Observando a Helena eu vejo uma menina muito tímida, que adora participar de tudo mas não gosta de ser o centro das atenções, ainda assim não deixa de fazer as coisas que quer. Geralmente no inicio de uma nova amizade ela fica grudada em mim ou no pai e tem uma certa dificuldade na hora da separação, mas se ela quer realmente fazer algo, rapidinho ela se solta.

Ela costuma não brigar muito, gosta de negociar e sabe ceder e ter paciencia de esperar. As vezes eu ficava preocupada porque achava que as outras crianças a faziam de bobinha. Hoje eu mudei a minha opinião: atrás do seu jeito quietinho e apaziguador, ela vai envolvendo e sempre acaba conseguindo o que quer.

Helena é muito carinhosa e atenciosa; está sempre atenta a tudo o que esta se passando ao seu redor e quando vc pensa que ela estava distraída assistindo seu desenho favorito, ela vira e solta um daquelas comentários de quem ouviu a conversa inteira e formulou uma opinião a respeito.

Parabens filhinha. Prepare-se porque este ano ainda te reserva muitas mudanças e muitas emoções, mas eu fico tranquila porque sei que vc está preparada.

Jan 16, 2010

Isso também é uma vergonha!!!

A bestialidade humana não tem limites. Como pode um consul de um país, em um momento em que seu país passa por tanta dor, tanto sofrimento, tantas perdas irremediáveis, falar e pior, acreditar, em uma idiotice tão grande?

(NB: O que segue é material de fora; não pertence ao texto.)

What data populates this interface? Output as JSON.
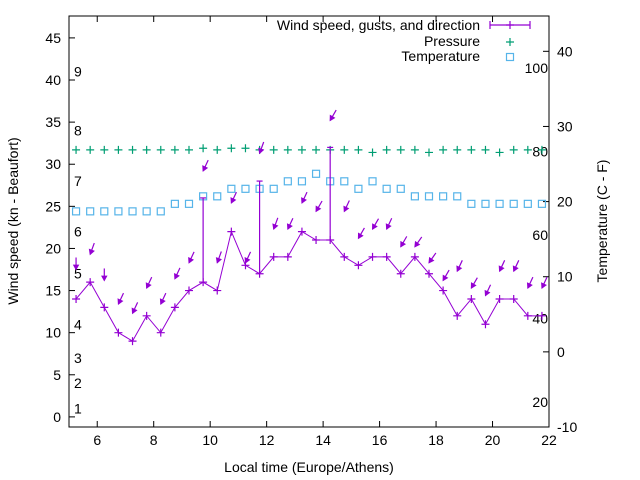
{
  "chart_data": {
    "type": "line",
    "title": "",
    "xlabel": "Local time (Europe/Athens)",
    "ylabel": "Wind speed (kn - Beaufort)",
    "y2label": "Temperature (C - F)",
    "xlim": [
      5,
      22
    ],
    "ylim": [
      -1.2,
      47.6
    ],
    "y2lim": [
      -10,
      44.7
    ],
    "x_ticks": [
      6,
      8,
      10,
      12,
      14,
      16,
      18,
      20,
      22
    ],
    "y_ticks": [
      0,
      5,
      10,
      15,
      20,
      25,
      30,
      35,
      40,
      45
    ],
    "y2_ticks": [
      -10,
      0,
      10,
      20,
      30,
      40
    ],
    "beaufort_labels": [
      {
        "label": "1",
        "kn": 1
      },
      {
        "label": "2",
        "kn": 4
      },
      {
        "label": "3",
        "kn": 7
      },
      {
        "label": "4",
        "kn": 11
      },
      {
        "label": "5",
        "kn": 17
      },
      {
        "label": "6",
        "kn": 22
      },
      {
        "label": "7",
        "kn": 28
      },
      {
        "label": "8",
        "kn": 34
      },
      {
        "label": "9",
        "kn": 41
      }
    ],
    "fahrenheit_labels": [
      {
        "label": "20",
        "f": 20
      },
      {
        "label": "40",
        "f": 40
      },
      {
        "label": "60",
        "f": 60
      },
      {
        "label": "80",
        "f": 80
      },
      {
        "label": "100",
        "f": 100
      }
    ],
    "legend": {
      "placement": "top-right",
      "entries": [
        "Wind speed, gusts, and direction",
        "Pressure",
        "Temperature"
      ]
    },
    "colors": {
      "wind": "#9400d3",
      "pressure": "#009e73",
      "temperature": "#56b4e9"
    },
    "x": [
      5.25,
      5.75,
      6.25,
      6.75,
      7.25,
      7.75,
      8.25,
      8.75,
      9.25,
      9.75,
      10.25,
      10.75,
      11.25,
      11.75,
      12.25,
      12.75,
      13.25,
      13.75,
      14.25,
      14.75,
      15.25,
      15.75,
      16.25,
      16.75,
      17.25,
      17.75,
      18.25,
      18.75,
      19.25,
      19.75,
      20.25,
      20.75,
      21.25,
      21.75
    ],
    "series": [
      {
        "name": "Wind speed",
        "axis": "y",
        "values": [
          14,
          16,
          13,
          10,
          9,
          12,
          10,
          13,
          15,
          16,
          15,
          22,
          18,
          17,
          19,
          19,
          22,
          21,
          21,
          19,
          18,
          19,
          19,
          17,
          19,
          17,
          15,
          12,
          14,
          11,
          14,
          14,
          12,
          12
        ]
      },
      {
        "name": "Gusts",
        "axis": "y",
        "values": [
          null,
          null,
          null,
          null,
          null,
          null,
          null,
          null,
          null,
          26,
          null,
          null,
          null,
          28,
          null,
          null,
          null,
          null,
          32,
          null,
          null,
          null,
          null,
          null,
          null,
          null,
          null,
          null,
          null,
          null,
          null,
          null,
          null,
          null
        ]
      },
      {
        "name": "Wind direction marker level",
        "axis": "y",
        "values": [
          17.5,
          19.3,
          16.2,
          13.4,
          12.3,
          15.3,
          13.4,
          16.4,
          18.3,
          29.2,
          18.3,
          25.4,
          18.3,
          31.3,
          22.3,
          22.3,
          25.4,
          24.4,
          35.2,
          24.4,
          21.2,
          22.3,
          22.3,
          20.2,
          20.2,
          18.3,
          16.2,
          17.3,
          15.3,
          14.4,
          17.3,
          17.3,
          15.3,
          15.3
        ]
      },
      {
        "name": "Wind direction (from, deg)",
        "values": [
          0,
          20,
          0,
          25,
          25,
          25,
          25,
          25,
          25,
          25,
          20,
          25,
          25,
          20,
          20,
          25,
          25,
          30,
          30,
          25,
          30,
          30,
          25,
          30,
          35,
          35,
          30,
          25,
          30,
          25,
          25,
          25,
          25,
          25
        ]
      },
      {
        "name": "Pressure",
        "axis": "y",
        "values": [
          31.7,
          31.7,
          31.7,
          31.7,
          31.7,
          31.7,
          31.7,
          31.7,
          31.7,
          31.9,
          31.7,
          31.9,
          31.9,
          31.7,
          31.7,
          31.7,
          31.7,
          31.7,
          31.7,
          31.7,
          31.7,
          31.4,
          31.7,
          31.7,
          31.7,
          31.4,
          31.7,
          31.7,
          31.7,
          31.7,
          31.4,
          31.7,
          31.7,
          31.7
        ]
      },
      {
        "name": "Temperature",
        "axis": "y2",
        "values": [
          18.7,
          18.7,
          18.7,
          18.7,
          18.7,
          18.7,
          18.7,
          19.7,
          19.7,
          20.7,
          20.7,
          21.7,
          21.7,
          21.7,
          21.7,
          22.7,
          22.7,
          23.7,
          22.7,
          22.7,
          21.7,
          22.7,
          21.7,
          21.7,
          20.7,
          20.7,
          20.7,
          20.7,
          19.7,
          19.7,
          19.7,
          19.7,
          19.7,
          19.7
        ]
      }
    ]
  }
}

E a exemplo daquele idiota brasileiro, vem pedir desculpas e ainda diz que não sabe falar direito a lingua portuguesa e se expressou mal.

Depois a gente fica com raiva, fala que tem que matar um cara desses e o povo me chama de radical!!! Tudo bem, matar é muito grave, mas uma boa surra de vara de marmelo aliviaria bem a minha raiva!!!


Jan 14, 2010

Só a bailarina que não tem



Quando eu era criança várias coleguinhas e primas minhas faziam  ballet. Eu achava o máximo e adora assistir as apresentações que elas faziam no final do ano, rs. Mas infelizmente ballet era considerada uma dança da burguesia e não era vista com bons olhos por muitos, afinal, qual menina de classe média nunca fez aulinhas de ballet? Poucas, né?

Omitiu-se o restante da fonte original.